A satellite is moving very close to a planet of density \(\rho.\) The time period of the satellite is:
1. \(\sqrt{\frac{3 \pi}{ρG}}\)
2. \(\left(\frac{3 \pi}{ρG}\right)^{3 / 2}\)
3. \(\sqrt{\frac{3 \pi}{2 ρG}}\)
4. \(\left(\frac{3 \pi}{2 ρG}\right)^{3 / 2}\)

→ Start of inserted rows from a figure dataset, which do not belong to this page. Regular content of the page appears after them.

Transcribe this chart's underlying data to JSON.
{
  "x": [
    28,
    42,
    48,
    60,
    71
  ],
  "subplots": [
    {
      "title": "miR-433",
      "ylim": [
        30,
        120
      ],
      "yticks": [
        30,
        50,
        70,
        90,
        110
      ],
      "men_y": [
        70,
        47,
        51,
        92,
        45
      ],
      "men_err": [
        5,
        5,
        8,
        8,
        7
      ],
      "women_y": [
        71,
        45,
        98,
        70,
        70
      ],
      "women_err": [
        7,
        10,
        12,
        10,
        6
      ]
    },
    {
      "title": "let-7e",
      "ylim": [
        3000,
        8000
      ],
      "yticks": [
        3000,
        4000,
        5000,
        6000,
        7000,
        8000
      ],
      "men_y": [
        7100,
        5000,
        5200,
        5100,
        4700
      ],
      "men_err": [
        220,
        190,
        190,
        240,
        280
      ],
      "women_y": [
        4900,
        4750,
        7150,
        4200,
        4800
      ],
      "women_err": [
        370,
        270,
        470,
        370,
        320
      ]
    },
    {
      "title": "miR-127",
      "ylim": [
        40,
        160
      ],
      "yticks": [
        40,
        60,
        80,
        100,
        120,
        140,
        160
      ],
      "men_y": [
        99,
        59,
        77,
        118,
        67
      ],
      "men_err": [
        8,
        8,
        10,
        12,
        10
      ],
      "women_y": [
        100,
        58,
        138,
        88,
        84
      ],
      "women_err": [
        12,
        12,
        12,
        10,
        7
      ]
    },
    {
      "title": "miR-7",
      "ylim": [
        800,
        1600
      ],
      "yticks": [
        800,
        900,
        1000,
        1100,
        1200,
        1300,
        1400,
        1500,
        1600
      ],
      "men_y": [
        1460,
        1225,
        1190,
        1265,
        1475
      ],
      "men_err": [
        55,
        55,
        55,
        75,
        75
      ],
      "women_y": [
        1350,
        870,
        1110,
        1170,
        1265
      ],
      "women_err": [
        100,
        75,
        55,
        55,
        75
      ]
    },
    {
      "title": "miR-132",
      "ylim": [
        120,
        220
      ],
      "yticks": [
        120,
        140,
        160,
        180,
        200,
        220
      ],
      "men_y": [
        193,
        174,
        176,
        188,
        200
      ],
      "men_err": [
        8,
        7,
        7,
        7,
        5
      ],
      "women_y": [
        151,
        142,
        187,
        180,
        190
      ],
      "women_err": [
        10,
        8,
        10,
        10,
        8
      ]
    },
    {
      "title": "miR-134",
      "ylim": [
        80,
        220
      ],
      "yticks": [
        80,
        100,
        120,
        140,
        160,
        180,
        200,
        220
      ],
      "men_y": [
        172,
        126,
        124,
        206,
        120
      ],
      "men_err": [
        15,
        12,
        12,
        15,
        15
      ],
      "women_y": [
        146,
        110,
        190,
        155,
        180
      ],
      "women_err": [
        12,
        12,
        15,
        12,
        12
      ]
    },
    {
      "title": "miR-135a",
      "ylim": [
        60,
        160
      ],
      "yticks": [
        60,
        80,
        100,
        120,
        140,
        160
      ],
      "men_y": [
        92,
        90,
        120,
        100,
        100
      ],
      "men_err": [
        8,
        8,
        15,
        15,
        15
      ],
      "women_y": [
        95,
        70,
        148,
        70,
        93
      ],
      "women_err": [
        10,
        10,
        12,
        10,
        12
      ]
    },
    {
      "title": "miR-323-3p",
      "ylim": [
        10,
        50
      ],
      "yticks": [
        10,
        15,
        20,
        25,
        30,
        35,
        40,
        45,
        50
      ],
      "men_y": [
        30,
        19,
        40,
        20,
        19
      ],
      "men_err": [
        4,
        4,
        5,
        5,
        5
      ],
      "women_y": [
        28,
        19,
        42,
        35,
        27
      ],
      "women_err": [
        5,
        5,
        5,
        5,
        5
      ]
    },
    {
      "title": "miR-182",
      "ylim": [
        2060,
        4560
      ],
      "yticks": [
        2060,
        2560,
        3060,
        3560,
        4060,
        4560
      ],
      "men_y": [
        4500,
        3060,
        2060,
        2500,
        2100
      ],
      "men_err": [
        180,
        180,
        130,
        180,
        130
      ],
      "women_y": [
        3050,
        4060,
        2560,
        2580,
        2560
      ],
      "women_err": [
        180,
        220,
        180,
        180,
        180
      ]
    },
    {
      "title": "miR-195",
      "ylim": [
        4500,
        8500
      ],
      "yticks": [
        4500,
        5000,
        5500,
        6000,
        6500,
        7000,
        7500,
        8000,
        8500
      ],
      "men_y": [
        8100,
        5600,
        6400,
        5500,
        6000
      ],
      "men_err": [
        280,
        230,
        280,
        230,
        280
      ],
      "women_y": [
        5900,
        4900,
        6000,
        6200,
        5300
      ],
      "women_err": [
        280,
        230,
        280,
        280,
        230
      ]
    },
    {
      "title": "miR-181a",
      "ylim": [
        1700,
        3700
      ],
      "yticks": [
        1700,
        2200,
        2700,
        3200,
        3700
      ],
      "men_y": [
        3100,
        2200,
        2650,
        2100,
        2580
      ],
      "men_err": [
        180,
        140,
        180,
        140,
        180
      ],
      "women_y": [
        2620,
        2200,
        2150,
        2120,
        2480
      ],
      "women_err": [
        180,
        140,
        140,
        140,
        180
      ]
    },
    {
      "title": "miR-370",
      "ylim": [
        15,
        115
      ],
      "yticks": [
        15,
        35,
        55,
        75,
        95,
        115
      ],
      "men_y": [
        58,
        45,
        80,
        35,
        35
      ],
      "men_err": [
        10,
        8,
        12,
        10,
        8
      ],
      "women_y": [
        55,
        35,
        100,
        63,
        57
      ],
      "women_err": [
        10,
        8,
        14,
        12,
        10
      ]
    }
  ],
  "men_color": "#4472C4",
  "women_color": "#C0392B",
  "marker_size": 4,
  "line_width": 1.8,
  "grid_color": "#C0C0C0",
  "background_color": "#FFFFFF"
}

The gravitational potential difference between the surface of a planet and 10 m above is 5 J/kg. If the gravitational field is supposed to be uniform, the work done in moving a 2 kg mass from the surface of the planet to a height of 8 m is

1.  2J

2.  4J

3.  6J

4.  8J

If \(A\) is the areal velocity of a planet of mass \(M,\) then its angular momentum is:

The satellite of mass m orbiting around the earth in a circular orbit with a velocity v. The total energy will be:

1.  $\frac{3}{4}{\mathrm{mv}}^2$

2.  $\frac{1}{2}{\mathrm{mv}}^2$

3.  $-\frac{1}{2}{\mathrm{mv}}^2$

4.  ${\mathrm{mv}}^2$

A projectile fired vertically upwards with a speed v escapes from the earth. If it is to be fired at 45$°$ to the horizontal, what should be its speed so that it escapes from the earth?

1.  v

2.  $\frac{\mathrm{v}}{\sqrt{2}}$

3.  $\sqrt{2}\mathrm{v}$

4.  2v

Kepler's second law regarding constancy of the areal velocity of a planet is a consequence of the law of conservation of:

1. Energy

2. Linear momentum

3. Angular momentum

4. Mass

A thin rod of length L is bent to form a semicircle. The mass of the rod is M. The gravitational potential at the centre of the circle is :

1. $-\frac{\mathrm{GM}}{\mathrm{L}}$

2. $-\frac{\mathrm{GM}}{2\mathrm{\pi L}}$

3. $-\frac{\mathrm{\pi GM}}{2\mathrm{L}}$

4. $-\frac{\mathrm{\pi GM}}{\mathrm{L}}$

Weightlessness experienced while orbiting the earth in a space-ship is the result of:

1. Inertia                        
2. Acceleration
3. Zero gravity
4. Freefall towards the earth

The escape velocity from the earth is about 11 km/second. The escape velocity from a planet having twice the radius and the same mean density as the earth is

(1) 22 km/sec                               (2) 11 km/sec

(3) 5.5 km/sec                               

(4) 15.5 km/sec

If g is the acceleration due to gravity at the earth's surface and r is the radius of the earth, the escape velocity for the body to escape out of the earth's gravitational field is:

(1) gr                                       

(2) $\sqrt{2gr}$

(3) g/r                                       

(4) r/g